No traction tires. That's all wear. As I said, the existing pick-up parts are worn out, but the motors still function fine.


----------



## Greg Elmassian (Jan 3, 2008)

Well, I gave up on trying to help you with an easy solution... wearing out of the pickup parts is not necessarily true, but I prefer to think inside the box first, i.e. make a fix with the existing proven system, used by thousands of Aristo users.

There's often a simple fix, but your snappy comment and our history makes me give up before it gets worse.

I tried 3 times. Enough.

Greg


----------



## toddalin (Jan 4, 2008)

I know you did and I appreciate it.

But I've had the sideframes apart many times and got tired of trying to fix the problem that way only to have it manifest itself again almost immediately. I felt that something new was called for and this seemed the easiest solution with what I had at hand and no $$$ outlay.


----------



## toddalin (Jan 4, 2008)

Actually, one of the pick-ups was a bit too tight against the back of the wheel. But I simply put screwdrivers between the back of the wheel and the motor block at the front and rear and pryed on both simultaneously and the wheel popped out a hair right into place.

Thanks again guys.


----------



## toddalin (Jan 4, 2008)

Ok, I made four and found a problem in that the wheels don't run true and as such, they get loose and tight about the contacts enough to cause loss of contact then bind during a rotation.

So, I'll try to use thinner, and much more flexible, copper "extensions" keeping the brass for thickness in the center to keep things inplace. The extensions can then be bent out a bit to contact the inner wheel and will flex with runout rather than bind up the axle.

I also ordered a gear puller that I should be able to use to better distance and plane the wheels to the motor blocks reducing runout so that they run truer to stay in contact with the pickups. I should be able to do this only removing the sideframes.


----------



## toddalin (Jan 4, 2008)

This is what I've found to work in gauging the FA/FB wheel sets. This may also work on other engines.

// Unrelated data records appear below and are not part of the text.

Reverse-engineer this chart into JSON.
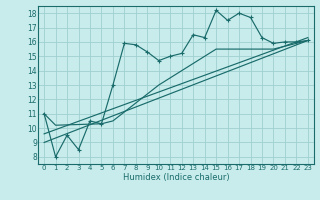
{
  "bg_color": "#c8ecec",
  "grid_color": "#a0d0d0",
  "line_color": "#1a6b6b",
  "xlabel": "Humidex (Indice chaleur)",
  "xlim": [
    -0.5,
    23.5
  ],
  "ylim": [
    7.5,
    18.5
  ],
  "yticks": [
    8,
    9,
    10,
    11,
    12,
    13,
    14,
    15,
    16,
    17,
    18
  ],
  "xticks": [
    0,
    1,
    2,
    3,
    4,
    5,
    6,
    7,
    8,
    9,
    10,
    11,
    12,
    13,
    14,
    15,
    16,
    17,
    18,
    19,
    20,
    21,
    22,
    23
  ],
  "xtick_labels": [
    "0",
    "1",
    "2",
    "3",
    "4",
    "5",
    "6",
    "7",
    "8",
    "9",
    "10",
    "11",
    "12",
    "13",
    "14",
    "15",
    "16",
    "17",
    "18",
    "19",
    "20",
    "21",
    "22",
    "23"
  ],
  "main_line_x": [
    0,
    1,
    2,
    3,
    4,
    5,
    6,
    7,
    8,
    9,
    10,
    11,
    12,
    13,
    14,
    15,
    16,
    17,
    18,
    19,
    20,
    21,
    22,
    23
  ],
  "main_line_y": [
    11,
    8,
    9.5,
    8.5,
    10.5,
    10.3,
    13.0,
    15.9,
    15.8,
    15.3,
    14.7,
    15.0,
    15.2,
    16.5,
    16.3,
    18.2,
    17.5,
    18.0,
    17.7,
    16.3,
    15.9,
    16.0,
    16.0,
    16.1
  ],
  "trend1_x": [
    0,
    23
  ],
  "trend1_y": [
    9.0,
    16.1
  ],
  "trend2_x": [
    0,
    23
  ],
  "trend2_y": [
    9.6,
    16.3
  ],
  "trend3_x": [
    0,
    1,
    5,
    6,
    10,
    15,
    20,
    23
  ],
  "trend3_y": [
    11.0,
    10.2,
    10.3,
    10.5,
    13.0,
    15.5,
    15.5,
    16.1
  ]
}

I used a Dremel to cut slots to the center of two fat fender washers and these serve as spacers during the "big squeeze." The tape serves both as a shim to get the gauge right, and as a means to pull the washers out once the wheels are in gauge. You don't even have to remove the trucks, just undo the sideframes and let them flop to the sides during this operation.

If the wheels are to tight, move the closer one out a hair using a couple flat bladed screwdrivers to pry against the motor block then drop in the spacers and do the squeeze.


----------